Another interesting feature of the painting is the woman's head: the straight black skater's hair, the lack of a real face. But posed with a cat, and a book: what's not to like?
My now well-worn copy of The Cat in Art by Stefano Zuffi, the original prompting for my recurring Sunday feature that has now persisted here for several years, shows a Fernand Leger painting called Woman With a Cat...only it's not this one. Here it is:
Image credit Stefano Zuffi in The Cat in Art, pg 306-07, Woman With a Cat, Fernand Leger, 1955, oil on canvas, 25" x 36", held in a private collection.
It's 30+ years later in Leger's career, a 1955 image with the same title, but as I have found previously with researching cats in art, finding an on-line image of a particular painting can be difficult or even impossible, particularly if the painting is obscure or held in a private collection.
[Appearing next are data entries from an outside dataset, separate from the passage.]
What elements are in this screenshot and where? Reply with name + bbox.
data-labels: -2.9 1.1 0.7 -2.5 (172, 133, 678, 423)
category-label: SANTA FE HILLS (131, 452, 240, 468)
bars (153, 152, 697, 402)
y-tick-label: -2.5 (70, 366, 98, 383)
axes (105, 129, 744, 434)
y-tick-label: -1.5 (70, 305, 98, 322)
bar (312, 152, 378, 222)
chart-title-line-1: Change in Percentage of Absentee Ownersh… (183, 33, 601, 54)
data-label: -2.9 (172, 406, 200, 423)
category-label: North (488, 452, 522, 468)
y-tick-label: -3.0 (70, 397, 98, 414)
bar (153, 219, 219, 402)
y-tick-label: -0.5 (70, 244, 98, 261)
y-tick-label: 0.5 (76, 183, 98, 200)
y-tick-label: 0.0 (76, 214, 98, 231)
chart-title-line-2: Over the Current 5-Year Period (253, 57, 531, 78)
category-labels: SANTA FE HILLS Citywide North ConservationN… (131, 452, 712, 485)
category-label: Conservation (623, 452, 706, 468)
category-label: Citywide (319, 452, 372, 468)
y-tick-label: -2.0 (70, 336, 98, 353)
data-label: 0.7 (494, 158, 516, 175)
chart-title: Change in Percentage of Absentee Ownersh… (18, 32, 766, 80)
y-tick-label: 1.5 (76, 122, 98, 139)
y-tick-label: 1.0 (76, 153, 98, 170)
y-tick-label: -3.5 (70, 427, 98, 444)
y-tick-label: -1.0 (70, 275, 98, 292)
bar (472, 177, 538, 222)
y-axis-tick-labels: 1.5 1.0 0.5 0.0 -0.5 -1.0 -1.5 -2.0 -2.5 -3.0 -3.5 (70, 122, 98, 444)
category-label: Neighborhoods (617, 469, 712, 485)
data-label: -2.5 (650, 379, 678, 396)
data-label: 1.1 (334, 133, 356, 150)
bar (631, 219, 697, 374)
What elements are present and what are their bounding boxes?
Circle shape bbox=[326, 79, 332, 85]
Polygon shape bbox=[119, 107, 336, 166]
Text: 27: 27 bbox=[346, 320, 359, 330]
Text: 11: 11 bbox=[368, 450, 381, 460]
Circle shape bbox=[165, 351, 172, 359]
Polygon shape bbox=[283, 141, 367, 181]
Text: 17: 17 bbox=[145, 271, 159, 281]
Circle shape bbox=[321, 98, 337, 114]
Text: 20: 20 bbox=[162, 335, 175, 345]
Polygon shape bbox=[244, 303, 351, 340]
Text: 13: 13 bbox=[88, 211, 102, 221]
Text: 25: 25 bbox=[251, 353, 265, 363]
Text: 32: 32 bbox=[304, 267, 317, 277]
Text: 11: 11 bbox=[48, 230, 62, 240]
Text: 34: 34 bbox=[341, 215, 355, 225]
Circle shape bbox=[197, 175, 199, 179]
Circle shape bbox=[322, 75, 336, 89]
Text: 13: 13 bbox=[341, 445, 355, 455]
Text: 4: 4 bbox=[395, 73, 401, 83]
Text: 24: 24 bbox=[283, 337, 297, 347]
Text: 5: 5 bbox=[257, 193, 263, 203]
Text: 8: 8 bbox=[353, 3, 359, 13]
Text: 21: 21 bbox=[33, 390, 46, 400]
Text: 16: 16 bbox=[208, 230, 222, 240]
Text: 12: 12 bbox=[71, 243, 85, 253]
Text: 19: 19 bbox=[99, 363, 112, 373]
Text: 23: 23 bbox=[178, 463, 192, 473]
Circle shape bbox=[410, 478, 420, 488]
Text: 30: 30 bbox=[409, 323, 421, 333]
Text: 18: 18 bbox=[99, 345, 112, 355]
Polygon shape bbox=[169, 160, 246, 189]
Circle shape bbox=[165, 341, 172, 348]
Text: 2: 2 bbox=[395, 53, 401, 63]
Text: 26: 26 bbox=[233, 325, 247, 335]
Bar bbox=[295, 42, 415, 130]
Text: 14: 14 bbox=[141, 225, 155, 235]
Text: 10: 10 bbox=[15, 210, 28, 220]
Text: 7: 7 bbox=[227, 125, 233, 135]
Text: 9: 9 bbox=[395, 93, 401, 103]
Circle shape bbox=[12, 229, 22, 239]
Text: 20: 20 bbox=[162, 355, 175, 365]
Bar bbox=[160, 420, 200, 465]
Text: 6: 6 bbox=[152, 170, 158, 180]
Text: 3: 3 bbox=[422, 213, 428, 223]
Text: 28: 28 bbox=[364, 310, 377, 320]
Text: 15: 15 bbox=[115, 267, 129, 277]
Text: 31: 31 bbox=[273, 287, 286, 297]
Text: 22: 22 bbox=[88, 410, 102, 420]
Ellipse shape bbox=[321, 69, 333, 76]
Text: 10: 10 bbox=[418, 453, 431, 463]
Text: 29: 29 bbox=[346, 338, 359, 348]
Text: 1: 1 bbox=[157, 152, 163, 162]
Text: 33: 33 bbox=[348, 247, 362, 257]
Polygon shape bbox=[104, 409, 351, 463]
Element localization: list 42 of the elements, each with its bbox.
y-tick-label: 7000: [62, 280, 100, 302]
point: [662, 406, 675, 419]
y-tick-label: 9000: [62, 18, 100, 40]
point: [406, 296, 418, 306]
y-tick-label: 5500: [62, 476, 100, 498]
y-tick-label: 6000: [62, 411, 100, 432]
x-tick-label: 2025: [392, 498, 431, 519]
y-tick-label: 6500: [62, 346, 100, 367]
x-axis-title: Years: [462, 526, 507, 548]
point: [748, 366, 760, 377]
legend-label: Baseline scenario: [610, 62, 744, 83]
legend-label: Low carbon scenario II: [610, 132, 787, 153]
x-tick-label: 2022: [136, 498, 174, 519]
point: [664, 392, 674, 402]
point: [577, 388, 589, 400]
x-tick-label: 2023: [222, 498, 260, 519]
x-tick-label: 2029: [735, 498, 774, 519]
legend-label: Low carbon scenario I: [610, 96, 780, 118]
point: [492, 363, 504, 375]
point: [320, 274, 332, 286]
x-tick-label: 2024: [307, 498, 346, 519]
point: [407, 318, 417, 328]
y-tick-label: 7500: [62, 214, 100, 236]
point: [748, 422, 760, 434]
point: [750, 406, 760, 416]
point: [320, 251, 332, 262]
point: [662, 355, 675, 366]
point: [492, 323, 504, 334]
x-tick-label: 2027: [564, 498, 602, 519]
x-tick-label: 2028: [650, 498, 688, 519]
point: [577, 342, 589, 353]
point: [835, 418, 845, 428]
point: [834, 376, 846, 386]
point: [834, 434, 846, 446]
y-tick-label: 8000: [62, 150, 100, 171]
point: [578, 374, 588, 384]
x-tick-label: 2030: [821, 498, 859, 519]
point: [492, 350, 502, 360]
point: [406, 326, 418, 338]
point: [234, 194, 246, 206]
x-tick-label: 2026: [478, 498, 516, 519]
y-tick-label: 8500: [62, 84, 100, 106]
We think of the Internet as a vast, complete resource, but at times it yields nothing and we feel cheated somehow. "Why can't I find it?" I sometimes think...then I remember that somewhere, sometime, an actual human had to input EVERY piece of information that appears on the net.
So while the 1921 image at the top is very well known, the second image--from 1955--that Zuffi featured is not. Which is one of the cool things about Zuffi's book--he occasionally tosses in an image that nobody else seems to know about.
Since in my series Cats in Art I am an inputter of data, so to speak, I am rather forgiving when I can't find something that nobody, so far, has been motivated to upload.
So let me end with Zuffi's comment. Bolding is mine:
Perhaps Leger's fundamental stylistic trait [tubism] does not appear in full in this painting, but certainly the work displays a considerable simplification of volumes and surfaces, and the exclusive use of primary colors (with only the addition of green). The indispensable companion for a placid, bourgeois afternoon spent with a good book is, once again, our friend the cat.